Ashwin Kak, a partner at the Intellecap, has seen all this up close too. He's spent years advising startups and corporates on climate strategy. He writes on LinkedIn that what troubles him is not just the absence of capital, but the presence of self-deception. 'Many of these startups live in echo chambers. They talk only to other climate founders, apply for the same grants, get the same awards. But they don't talk to customers. They don't ask: Will someone actually pay for this?'
That's not a rhetorical question. Because in Indian climate tech, even market validation is tricky.

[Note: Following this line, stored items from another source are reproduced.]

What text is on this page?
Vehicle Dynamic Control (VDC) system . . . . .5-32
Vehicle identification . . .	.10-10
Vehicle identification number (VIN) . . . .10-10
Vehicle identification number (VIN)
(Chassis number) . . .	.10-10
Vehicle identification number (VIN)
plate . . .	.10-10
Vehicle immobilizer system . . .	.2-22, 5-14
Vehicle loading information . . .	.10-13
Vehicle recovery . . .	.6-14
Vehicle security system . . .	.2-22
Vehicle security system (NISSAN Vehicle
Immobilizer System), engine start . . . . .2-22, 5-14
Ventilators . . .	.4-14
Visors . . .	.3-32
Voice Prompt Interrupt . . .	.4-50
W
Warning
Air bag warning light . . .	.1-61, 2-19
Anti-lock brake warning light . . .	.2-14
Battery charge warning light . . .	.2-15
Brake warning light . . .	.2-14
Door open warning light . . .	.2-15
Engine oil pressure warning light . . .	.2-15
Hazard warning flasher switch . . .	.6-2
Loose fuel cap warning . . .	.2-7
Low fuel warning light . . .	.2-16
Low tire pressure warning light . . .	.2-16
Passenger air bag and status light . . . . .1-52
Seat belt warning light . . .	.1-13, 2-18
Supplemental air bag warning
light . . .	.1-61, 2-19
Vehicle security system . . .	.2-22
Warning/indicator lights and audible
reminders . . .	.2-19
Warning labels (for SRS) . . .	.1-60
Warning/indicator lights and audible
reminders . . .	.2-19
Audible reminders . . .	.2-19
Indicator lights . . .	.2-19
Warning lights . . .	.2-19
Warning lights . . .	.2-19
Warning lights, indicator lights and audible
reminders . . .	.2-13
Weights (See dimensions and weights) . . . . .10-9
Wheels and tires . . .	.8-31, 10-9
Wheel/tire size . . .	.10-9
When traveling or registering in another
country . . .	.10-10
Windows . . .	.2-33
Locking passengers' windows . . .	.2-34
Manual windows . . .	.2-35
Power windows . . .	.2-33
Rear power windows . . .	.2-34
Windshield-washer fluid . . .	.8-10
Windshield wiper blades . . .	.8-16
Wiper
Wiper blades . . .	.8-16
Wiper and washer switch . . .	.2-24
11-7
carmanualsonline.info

One of the most frustrating examples Ramesh points to is a startup that helps sugarcane farmers improve their yield by 30 percent while saving 75 percent of their water. But because water isn't priced properly in India, they can't sell it as a water-saving tool. They have to market it as a yield enhancer or a labour-saving device instead. 'It's absurd,' she says. 'We're depleting groundwater across the country, and we can't monetise saving it.'
This is what economists call a market failure. But in the real world, it means well-engineered solutions can't scale because no one will pay for the thing they actually fix.
The same distortion exists in waste management. Ramesh's institute found that just by managing and segregating waste properly, India could generate one to two million new jobs. But unless people are willing to pay for the collection and sorting of that waste, there's no business case to train workers or invest in systems. Cities like Indore have shown what's possible but they're outliers.
Policy can fix this, but it won't be easy. 'Pricing water would be a great start,' Ramesh says. 'Just one Mumbai has the population of four Singapore's. Think of the innovation that pricing water in just one city could unlock.' But the public appetite for such pricing reform is weak. In a survey conducted by her team, hardly anyone said they'd vote for a candidate who promised to manage water – and many of them were getting water just once every four days.
The ecosystem's immaturity doesn't stop at policy. It shows up in the teams building these companies. Kak points to a common trap: loyalty to the founding team. 'The skills needed to build a prototype are not the same ones needed to scale a company,' he says. But many startups avoid hard conversations. They keep early hires in key roles long after their relevance has expired. And the organisation stalls.
Sometimes the problem is the opposite—too much change, too fast. Kak recalls companies pivot so often they forget what they set out to solve. 'A year in, even their advisors can't explain what they do anymore. That's when the team falls apart. Then there are the branding games, he goes on to explain. This includes vanity advisory boards and overhyped impact claims,' he says.
Still, there are reasons for hope. The volume of startups entering the space has grown dramatically. 'A decade ago, I'd see one new climate startup a month,' Ramesh says. 'Now it's six or seven a week.' Not all are young. Some lack the business-sense. But they're not lacking in courage.
What they need now is an ecosystem that doesn't penalise them for the hard path they've chosen. This means investors willing to learn the science. Advisors who challenge assumptions, not just add names to decks. Customers who value what's being built. And above all, public systems that price the future properly. Because if we continue expecting climate tech to behave like software, we'll keep losing our best ideas in the valley. And in the process, we'll lose time we don't have.